Cairo – Mubasher: Global Telecom Holding is expected to face consecutive obstacles in the next period due to the unclear plans of cancelling its global depository receipts (GDRs) and treasury shares, according to a research by Beltone Financial Holding.
The expected rise in the Egyptian pound's value will increase the pressures on the firm’s stock, Beltone added.
Global Telecom’s board approved a disclosure report to proceed with reducing the company's EGP 304.25 million capital through cancelling treasury shares.
In May 2017, Jazz Pakistan, a subsidiary of Global Telecom, acquired an additional 4G-LTE frequency in Pakistan for $295 million, in addition to 10% of the tax deducted at source.

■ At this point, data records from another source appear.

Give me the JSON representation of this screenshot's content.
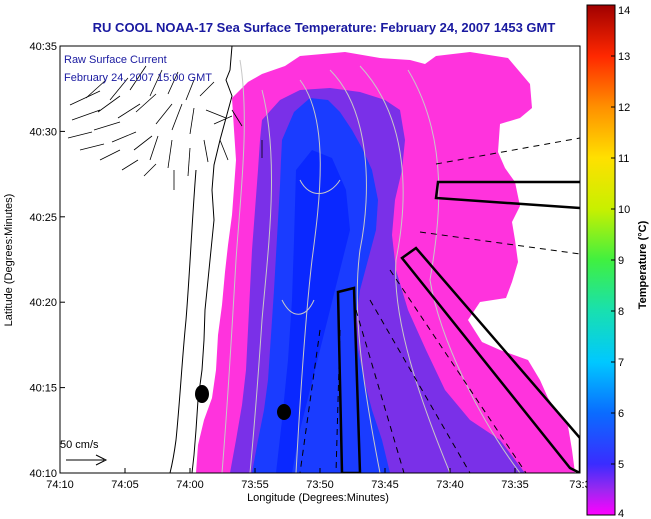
{
  "title": "RU COOL  NOAA-17  Sea Surface Temperature:  February 24, 2007 1453 GMT",
  "inset": {
    "line1": "Raw Surface Current",
    "line2": "February 24, 2007 15:00 GMT"
  },
  "scale_label": "50 cm/s",
  "xlabel": "Longitude (Degrees:Minutes)",
  "ylabel": "Latitude (Degrees:Minutes)",
  "x_ticks": [
    "74:10",
    "74:05",
    "74:00",
    "73:55",
    "73:50",
    "73:45",
    "73:40",
    "73:35",
    "73:3"
  ],
  "y_ticks": [
    "40:35",
    "40:30",
    "40:25",
    "40:20",
    "40:15",
    "40:10"
  ],
  "colorbar": {
    "label": "Temperature (°C)",
    "min": 4,
    "max": 14,
    "ticks": [
      "14",
      "13",
      "12",
      "11",
      "10",
      "9",
      "8",
      "7",
      "6",
      "5",
      "4"
    ]
  },
  "colors": {
    "title": "#1a1aa0",
    "sst_warm": "#ff33dd",
    "sst_mid": "#7a30e8",
    "sst_cold": "#1a3cff"
  }
}
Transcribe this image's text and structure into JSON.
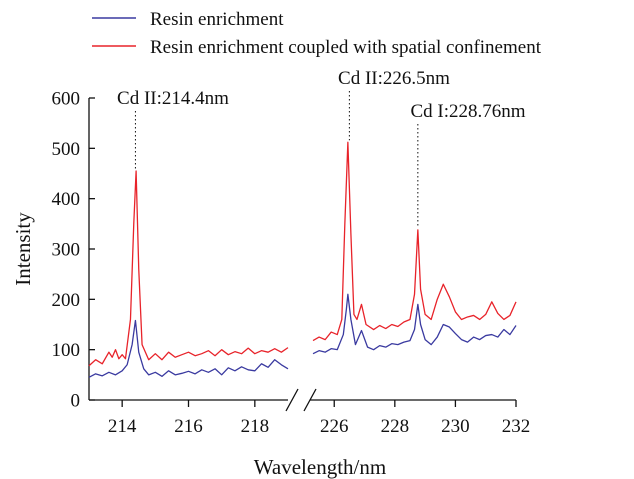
{
  "chart_data": {
    "type": "line",
    "xlabel": "Wavelength/nm",
    "ylabel": "Intensity",
    "ylim": [
      0,
      600
    ],
    "yticks": [
      0,
      100,
      200,
      300,
      400,
      500,
      600
    ],
    "x_segments": [
      {
        "xlim": [
          213,
          219
        ],
        "ticks": [
          214,
          216,
          218
        ]
      },
      {
        "xlim": [
          225.2,
          232
        ],
        "ticks": [
          226,
          228,
          230,
          232
        ]
      }
    ],
    "axis_break": "between 219 and 225.2",
    "legend_position": "top-left",
    "grid": false,
    "series": [
      {
        "name": "Resin enrichment",
        "color": "#3a3aa0",
        "segments": [
          [
            [
              213.0,
              45
            ],
            [
              213.2,
              52
            ],
            [
              213.4,
              48
            ],
            [
              213.6,
              55
            ],
            [
              213.8,
              50
            ],
            [
              214.0,
              58
            ],
            [
              214.15,
              70
            ],
            [
              214.3,
              110
            ],
            [
              214.4,
              158
            ],
            [
              214.5,
              95
            ],
            [
              214.65,
              62
            ],
            [
              214.8,
              50
            ],
            [
              215.0,
              55
            ],
            [
              215.2,
              47
            ],
            [
              215.4,
              58
            ],
            [
              215.6,
              50
            ],
            [
              215.8,
              53
            ],
            [
              216.0,
              57
            ],
            [
              216.2,
              52
            ],
            [
              216.4,
              60
            ],
            [
              216.6,
              55
            ],
            [
              216.8,
              62
            ],
            [
              217.0,
              50
            ],
            [
              217.2,
              64
            ],
            [
              217.4,
              58
            ],
            [
              217.6,
              66
            ],
            [
              217.8,
              60
            ],
            [
              218.0,
              58
            ],
            [
              218.2,
              72
            ],
            [
              218.4,
              65
            ],
            [
              218.6,
              80
            ],
            [
              218.8,
              70
            ],
            [
              219.0,
              62
            ]
          ],
          [
            [
              225.3,
              92
            ],
            [
              225.5,
              98
            ],
            [
              225.7,
              95
            ],
            [
              225.9,
              102
            ],
            [
              226.1,
              100
            ],
            [
              226.3,
              130
            ],
            [
              226.4,
              180
            ],
            [
              226.45,
              210
            ],
            [
              226.55,
              160
            ],
            [
              226.7,
              110
            ],
            [
              226.9,
              138
            ],
            [
              227.1,
              105
            ],
            [
              227.3,
              100
            ],
            [
              227.5,
              108
            ],
            [
              227.7,
              105
            ],
            [
              227.9,
              112
            ],
            [
              228.1,
              110
            ],
            [
              228.3,
              115
            ],
            [
              228.5,
              118
            ],
            [
              228.65,
              140
            ],
            [
              228.76,
              190
            ],
            [
              228.85,
              150
            ],
            [
              229.0,
              120
            ],
            [
              229.2,
              110
            ],
            [
              229.4,
              125
            ],
            [
              229.6,
              150
            ],
            [
              229.8,
              145
            ],
            [
              230.0,
              132
            ],
            [
              230.2,
              120
            ],
            [
              230.4,
              115
            ],
            [
              230.6,
              125
            ],
            [
              230.8,
              120
            ],
            [
              231.0,
              128
            ],
            [
              231.2,
              130
            ],
            [
              231.4,
              125
            ],
            [
              231.6,
              140
            ],
            [
              231.8,
              130
            ],
            [
              232.0,
              148
            ]
          ]
        ]
      },
      {
        "name": "Resin enrichment coupled with spatial confinement",
        "color": "#e8232a",
        "segments": [
          [
            [
              213.0,
              68
            ],
            [
              213.2,
              80
            ],
            [
              213.4,
              72
            ],
            [
              213.6,
              95
            ],
            [
              213.7,
              85
            ],
            [
              213.8,
              100
            ],
            [
              213.9,
              82
            ],
            [
              214.0,
              90
            ],
            [
              214.1,
              82
            ],
            [
              214.25,
              160
            ],
            [
              214.35,
              350
            ],
            [
              214.42,
              455
            ],
            [
              214.5,
              260
            ],
            [
              214.6,
              110
            ],
            [
              214.8,
              80
            ],
            [
              215.0,
              92
            ],
            [
              215.2,
              80
            ],
            [
              215.4,
              95
            ],
            [
              215.6,
              85
            ],
            [
              215.8,
              90
            ],
            [
              216.0,
              95
            ],
            [
              216.2,
              88
            ],
            [
              216.4,
              92
            ],
            [
              216.6,
              98
            ],
            [
              216.8,
              88
            ],
            [
              217.0,
              100
            ],
            [
              217.2,
              90
            ],
            [
              217.4,
              96
            ],
            [
              217.6,
              92
            ],
            [
              217.8,
              103
            ],
            [
              218.0,
              92
            ],
            [
              218.2,
              98
            ],
            [
              218.4,
              95
            ],
            [
              218.6,
              102
            ],
            [
              218.8,
              95
            ],
            [
              219.0,
              104
            ]
          ],
          [
            [
              225.3,
              118
            ],
            [
              225.5,
              125
            ],
            [
              225.7,
              120
            ],
            [
              225.9,
              135
            ],
            [
              226.1,
              130
            ],
            [
              226.25,
              160
            ],
            [
              226.35,
              350
            ],
            [
              226.45,
              512
            ],
            [
              226.55,
              330
            ],
            [
              226.65,
              170
            ],
            [
              226.75,
              160
            ],
            [
              226.9,
              190
            ],
            [
              227.05,
              150
            ],
            [
              227.3,
              140
            ],
            [
              227.5,
              148
            ],
            [
              227.7,
              142
            ],
            [
              227.9,
              150
            ],
            [
              228.1,
              146
            ],
            [
              228.3,
              155
            ],
            [
              228.5,
              160
            ],
            [
              228.65,
              210
            ],
            [
              228.76,
              338
            ],
            [
              228.85,
              220
            ],
            [
              229.0,
              170
            ],
            [
              229.2,
              160
            ],
            [
              229.4,
              200
            ],
            [
              229.6,
              230
            ],
            [
              229.8,
              205
            ],
            [
              230.0,
              175
            ],
            [
              230.2,
              160
            ],
            [
              230.4,
              165
            ],
            [
              230.6,
              168
            ],
            [
              230.8,
              160
            ],
            [
              231.0,
              170
            ],
            [
              231.2,
              195
            ],
            [
              231.4,
              172
            ],
            [
              231.6,
              160
            ],
            [
              231.8,
              168
            ],
            [
              232.0,
              195
            ]
          ]
        ]
      }
    ],
    "annotations": [
      {
        "label": "Cd II:214.4nm",
        "x": 214.4,
        "peak": 455
      },
      {
        "label": "Cd II:226.5nm",
        "x": 226.5,
        "peak": 512
      },
      {
        "label": "Cd I:228.76nm",
        "x": 228.76,
        "peak": 338
      }
    ]
  }
}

The completion of the deal of the cell towers sale to Pakistan will be considered as an incentive to Global Telecom’s stock and rating, Beltone highlighted.
The fair value (FV) is expected to rise 24% to EGP 8.15 per share with a "Buy" recommendation.
Net revenues went up to $765 million in the second quarter of 2017 due to the growth in services revenues to $732 million in Q2-17 and the continuous growth in data revenues.
Global Telecom achieved profits of $35.1 million in the three months ended June 2017 from $26.5 million in the corresponding period of the year before.